Choose First Differentiation Variable for Zero 5th-Order Mixed Partial Derivative (4 Functions)

Question

The fifth-order partial derivative ∂⁵f/∂x²∂y³ is zero for each of the following functions. To show this as quickly as possible, which variable would you differentiate with respect to first: x or y? Try to answer without writing anything down. a. f(x, y) = y²x⁴eˣ + 2 b. f(x, y) = y² + y(sin x - x⁴) c. f(x, y) = x² + 5xy + sin x + 7eˣ d. f(x, y) = xe^(y²/2)

Accepted Answer

a. Differentiate with respect to y first; b. Differentiate with respect to y first; c. Differentiate with respect to y first; d.

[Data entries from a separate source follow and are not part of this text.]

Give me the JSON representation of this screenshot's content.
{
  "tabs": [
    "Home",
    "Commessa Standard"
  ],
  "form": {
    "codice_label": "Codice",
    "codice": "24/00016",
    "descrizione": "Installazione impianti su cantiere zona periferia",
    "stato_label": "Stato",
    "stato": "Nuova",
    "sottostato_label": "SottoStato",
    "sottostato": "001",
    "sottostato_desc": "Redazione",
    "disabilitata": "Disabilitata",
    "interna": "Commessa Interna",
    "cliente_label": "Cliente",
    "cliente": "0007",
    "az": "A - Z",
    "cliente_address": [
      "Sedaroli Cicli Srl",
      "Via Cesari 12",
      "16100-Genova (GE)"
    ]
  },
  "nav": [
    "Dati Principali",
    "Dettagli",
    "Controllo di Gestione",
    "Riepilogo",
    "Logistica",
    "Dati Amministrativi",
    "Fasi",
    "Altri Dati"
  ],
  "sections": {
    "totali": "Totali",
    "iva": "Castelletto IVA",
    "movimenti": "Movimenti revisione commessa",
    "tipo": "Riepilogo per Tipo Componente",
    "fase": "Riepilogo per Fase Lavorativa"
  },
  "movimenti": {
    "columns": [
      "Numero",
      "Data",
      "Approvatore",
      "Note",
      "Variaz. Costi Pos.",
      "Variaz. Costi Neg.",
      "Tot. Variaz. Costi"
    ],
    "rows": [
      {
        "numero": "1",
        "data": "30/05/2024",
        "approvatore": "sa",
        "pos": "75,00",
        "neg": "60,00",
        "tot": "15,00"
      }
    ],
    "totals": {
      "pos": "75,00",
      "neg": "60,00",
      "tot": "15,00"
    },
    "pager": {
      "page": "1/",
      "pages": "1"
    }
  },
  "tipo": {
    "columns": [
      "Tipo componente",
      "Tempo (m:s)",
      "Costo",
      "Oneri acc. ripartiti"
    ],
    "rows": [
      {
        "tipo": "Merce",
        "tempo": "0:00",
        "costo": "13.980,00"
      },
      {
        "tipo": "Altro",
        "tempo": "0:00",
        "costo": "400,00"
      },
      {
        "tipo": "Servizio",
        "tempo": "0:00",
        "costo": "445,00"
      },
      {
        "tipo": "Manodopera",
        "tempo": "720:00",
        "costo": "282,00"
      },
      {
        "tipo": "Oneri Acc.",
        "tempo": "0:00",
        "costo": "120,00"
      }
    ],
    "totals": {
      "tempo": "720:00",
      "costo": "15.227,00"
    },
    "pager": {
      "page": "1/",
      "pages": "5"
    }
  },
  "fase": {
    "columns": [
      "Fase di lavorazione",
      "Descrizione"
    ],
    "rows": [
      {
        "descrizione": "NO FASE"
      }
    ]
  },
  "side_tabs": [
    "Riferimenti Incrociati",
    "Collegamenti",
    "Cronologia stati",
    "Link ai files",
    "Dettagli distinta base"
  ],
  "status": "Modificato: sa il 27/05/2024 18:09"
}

Differentiate with respect to x first

Answer

Step 1: Analyze each function's polynomial/functional degree in x and y relative to the required partial derivative (2 derivatives with respect to x, 3 with respect to y): Step 2 (Part a): f(x,y) has a maximum degree of 2 in y. Differentiating with respect to y 3 times will immediately eliminate all y-dependent terms, resulting in 0, so prioritize y first. Step 3 (Part b): f(x,y) has a maximum degree of 2 in y. Differentiating with respect to y 3 times will eliminate all y-dependent terms, resulting in 0, so prioritize y first. Step 4 (Part c): All y-dependent terms are degree 1 in y. Differentiating with respect to y 3 times will eliminate these terms, resulting in 0, so prioritize y first. Step 5 (Part d): f(x,y) has a maximum degree of 1 in x. Differentiating with respect to x 2 times will eliminate the x-dependent term, resulting in 0, so prioritize x first.